The first initiative mentioned above is an ongoing field study gathering a comprehensive suite of geophysical data from surface and subsurface sensors, during and after fracture stimulation of a pair of horizontal wellbores in the Bakken. This experiment, led by XTO Energy, includes a surface geophone array, three 1,000–1,500-ft-deep wells with permanently emplaced subsurface geophones dedicated to continuous monitoring, a series of 18 shallow holes with emplaced geophones, and three horizontal wellbores, one of which includes emplaced geophones for monitoring, Fig. 8. The fracturing carried out in two of the horizontal wells was monitored by this extensive array of sensors in an effort to understand exactly how hydraulic fractures are created in the Bakken. Downward-looking vertical seismic profiling will be used in a passive seismic acquisition mode to continually monitor the formation for years after production is initiated.

 

 The Bakken consortium study involves the monitoring of fractures using both surface and downhole sensors to measure the performance of hydraulic fracturing operations. Courtesy of NETL. 

Fig. 8. The Bakken consortium study involves the monitoring of fractures using both surface and downhole sensors to measure the performance of hydraulic fracturing operations. Courtesy of NETL.

GROWTH OR HIBERNATION

The Bakken Shale play is expected to grow at a sustained pace as long as oil prices remain above $60. Just as Bakken activity went into hibernation when the oil prices dipped below $50 during first half of 2009, operators will continue to demonstrate a natural sensitivity to price swings. If the world economy continues to come out of the recession and demand from China and India continues to grow, then drilling and production activity will remain on an upward trend. wo-box_blue.gif

 

Record fracturing with 35 stages

Shale wells in Bakken Field in McKenzie County, North Dakota, average a vertical depth of 10,000 ft with laterals extending an additional 10,000 ft. These Bakken wells are generally fractured with the “plug and perforate” method in which a drillable plug is set in the wellbore above each zone after it is fractured in order to enable fracturing of the next successive zone. After all the zones are completed, the plugs are drilled out so that production can begin.
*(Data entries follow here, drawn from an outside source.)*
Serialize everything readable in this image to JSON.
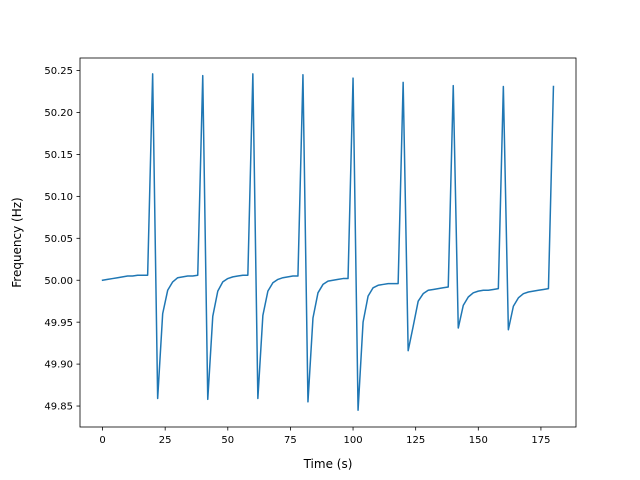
{
  "chart_data": {
    "type": "line",
    "title": "",
    "xlabel": "Time (s)",
    "ylabel": "Frequency (Hz)",
    "xlim": [
      -9,
      189
    ],
    "ylim": [
      49.825,
      50.265
    ],
    "xticks": [
      0,
      25,
      50,
      75,
      100,
      125,
      150,
      175
    ],
    "xtick_labels": [
      "0",
      "25",
      "50",
      "75",
      "100",
      "125",
      "150",
      "175"
    ],
    "yticks": [
      49.85,
      49.9,
      49.95,
      50.0,
      50.05,
      50.1,
      50.15,
      50.2,
      50.25
    ],
    "ytick_labels": [
      "49.85",
      "49.90",
      "49.95",
      "50.00",
      "50.05",
      "50.10",
      "50.15",
      "50.20",
      "50.25"
    ],
    "grid": false,
    "legend": "none",
    "series": [
      {
        "color": "#1f77b4",
        "x": [
          0,
          2,
          4,
          6,
          8,
          10,
          12,
          14,
          16,
          18,
          20,
          22,
          24,
          26,
          28,
          30,
          32,
          34,
          36,
          38,
          40,
          42,
          44,
          46,
          48,
          50,
          52,
          54,
          56,
          58,
          60,
          62,
          64,
          66,
          68,
          70,
          72,
          74,
          76,
          78,
          80,
          82,
          84,
          86,
          88,
          90,
          92,
          94,
          96,
          98,
          100,
          102,
          104,
          106,
          108,
          110,
          112,
          114,
          116,
          118,
          120,
          122,
          124,
          126,
          128,
          130,
          132,
          134,
          136,
          138,
          140,
          142,
          144,
          146,
          148,
          150,
          152,
          154,
          156,
          158,
          160,
          162,
          164,
          166,
          168,
          170,
          172,
          174,
          176,
          178,
          180
        ],
        "y": [
          50.0,
          50.001,
          50.002,
          50.003,
          50.004,
          50.005,
          50.005,
          50.006,
          50.006,
          50.006,
          50.246,
          49.859,
          49.96,
          49.988,
          49.998,
          50.003,
          50.004,
          50.005,
          50.005,
          50.006,
          50.244,
          49.858,
          49.957,
          49.987,
          49.998,
          50.002,
          50.004,
          50.005,
          50.006,
          50.006,
          50.246,
          49.859,
          49.958,
          49.987,
          49.997,
          50.001,
          50.003,
          50.004,
          50.005,
          50.005,
          50.245,
          49.855,
          49.955,
          49.985,
          49.995,
          49.999,
          50.0,
          50.001,
          50.002,
          50.002,
          50.241,
          49.845,
          49.95,
          49.981,
          49.991,
          49.994,
          49.995,
          49.996,
          49.996,
          49.996,
          50.236,
          49.916,
          49.945,
          49.975,
          49.984,
          49.988,
          49.989,
          49.99,
          49.991,
          49.992,
          50.232,
          49.943,
          49.97,
          49.98,
          49.985,
          49.987,
          49.988,
          49.988,
          49.989,
          49.99,
          50.231,
          49.941,
          49.969,
          49.979,
          49.984,
          49.986,
          49.987,
          49.988,
          49.989,
          49.99,
          50.231
        ]
      }
    ]
  }
}
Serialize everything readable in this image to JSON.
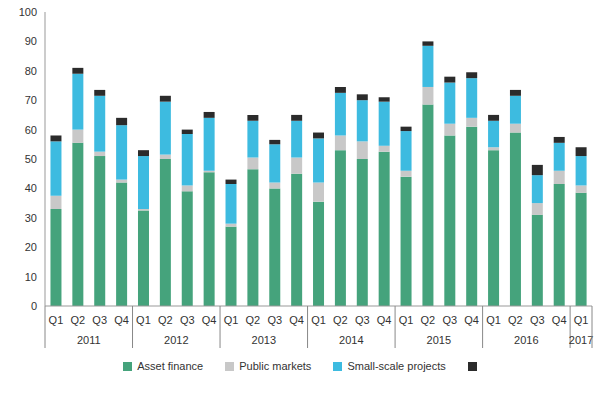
{
  "chart_data": {
    "type": "bar",
    "stacked": true,
    "grid": false,
    "legend": "bottom",
    "categories": [
      "Q1",
      "Q2",
      "Q3",
      "Q4",
      "Q1",
      "Q2",
      "Q3",
      "Q4",
      "Q1",
      "Q2",
      "Q3",
      "Q4",
      "Q1",
      "Q2",
      "Q3",
      "Q4",
      "Q1",
      "Q2",
      "Q3",
      "Q4",
      "Q1",
      "Q2",
      "Q3",
      "Q4",
      "Q1"
    ],
    "groups": [
      "2011",
      "2012",
      "2013",
      "2014",
      "2015",
      "2016",
      "2017"
    ],
    "ylim": [
      0,
      100
    ],
    "yticks": [
      0,
      10,
      20,
      30,
      40,
      50,
      60,
      70,
      80,
      90,
      100
    ],
    "series": [
      {
        "name": "Asset finance",
        "color": "#45a37c",
        "values": [
          33,
          55.5,
          51,
          42,
          32.5,
          50,
          39,
          45.5,
          27,
          46.5,
          40,
          45,
          35.5,
          53,
          50,
          52.5,
          44,
          68.5,
          58,
          61,
          53,
          59,
          31,
          41.5,
          38.5
        ]
      },
      {
        "name": "Public markets",
        "color": "#c8c8c8",
        "values": [
          4.5,
          4.5,
          1.5,
          1,
          0.5,
          1.5,
          2,
          0.5,
          1,
          4,
          2,
          5.5,
          6.5,
          5,
          6,
          2,
          2,
          6,
          4,
          3,
          1,
          3,
          4,
          4.5,
          2.5
        ]
      },
      {
        "name": "Small-scale projects",
        "color": "#3dbbe0",
        "values": [
          18.5,
          19,
          19,
          18.5,
          18,
          18,
          17.5,
          18,
          13.5,
          12.5,
          13,
          12.5,
          15,
          14.5,
          14,
          15,
          13.5,
          14,
          14,
          13.5,
          9,
          9.5,
          9.5,
          9.5,
          10
        ]
      },
      {
        "color": "#2b2b2b",
        "values": [
          2,
          2,
          2,
          2.5,
          2,
          2,
          1.5,
          2,
          1.5,
          2,
          1.5,
          2,
          2,
          2,
          2,
          1.5,
          1.5,
          1.5,
          2,
          2,
          2,
          2,
          3.5,
          2,
          3
        ]
      }
    ]
  }
}
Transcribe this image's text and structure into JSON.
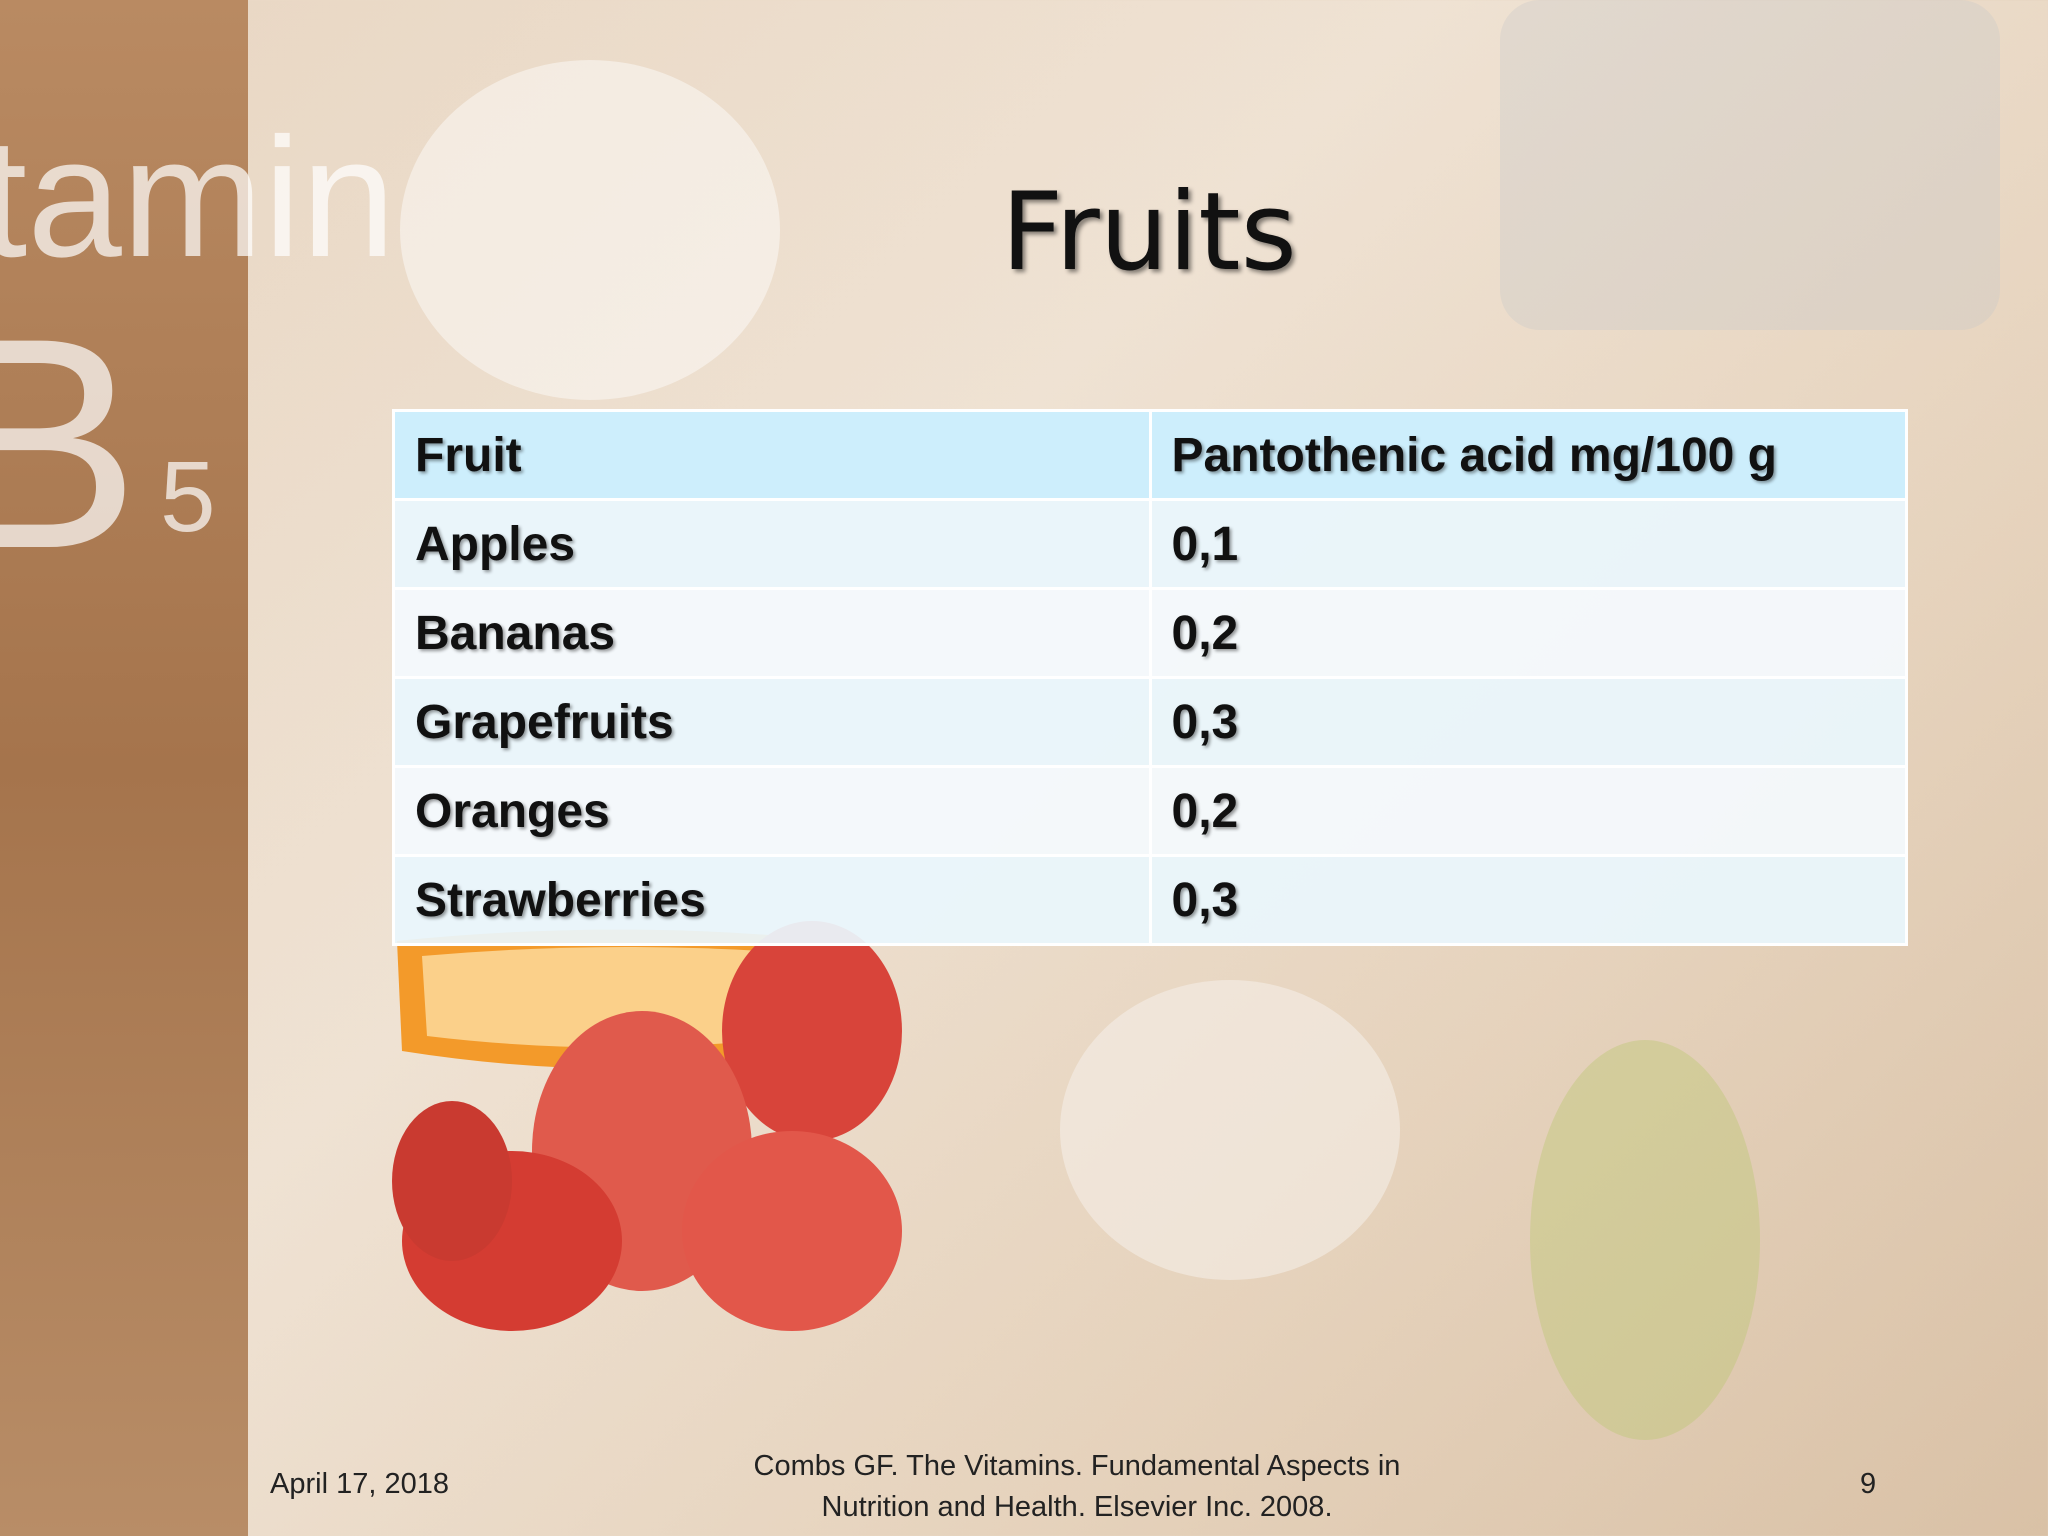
{
  "background": {
    "texts": [
      "tamin",
      "B",
      "5"
    ]
  },
  "title": "Fruits",
  "table": {
    "header": [
      "Fruit",
      "Pantothenic acid mg/100 g"
    ],
    "rows": [
      [
        "Apples",
        "0,1"
      ],
      [
        "Bananas",
        "0,2"
      ],
      [
        "Grapefruits",
        "0,3"
      ],
      [
        "Oranges",
        "0,2"
      ],
      [
        "Strawberries",
        "0,3"
      ]
    ]
  },
  "footer": {
    "date": "April 17, 2018",
    "citation": [
      "Combs GF. The Vitamins. Fundamental Aspects in",
      "Nutrition and Health. Elsevier Inc. 2008."
    ],
    "page": "9"
  }
}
On its Figaro 29-32 well, Brigham Exploration wanted to complete and produce through 35 precisely located  frac stages at a record depth, (see figure). Halliburton assembled a team to design and implement a SurgiFrac service treatment. After the SurgiFrac service operation, Brigham announced that the well produced approximately 1,895 boepd during the initial 24-hour flowback period, better than most wells in the region.

This was the deepest SurgiFrac service—a 20,673-ft TD horizontal well. In a continuous 13-stage operation of this well completion, Halliburton’s frac team was able to place a record 409,000 lb of proppant per jet. The proppant amount pumped in this well was 3.1 million lb. 

 

 Halliburton helped Brigham Exploration achieve a 35-stage hydraulic fracturing completion with annular isolation accomplished using 34 swell packers to produce 1,895 boepd.  

Halliburton helped Brigham Exploration achieve a 35-stage hydraulic fracturing completion with annular isolation accomplished using 34 swell packers to produce 1,895 boepd.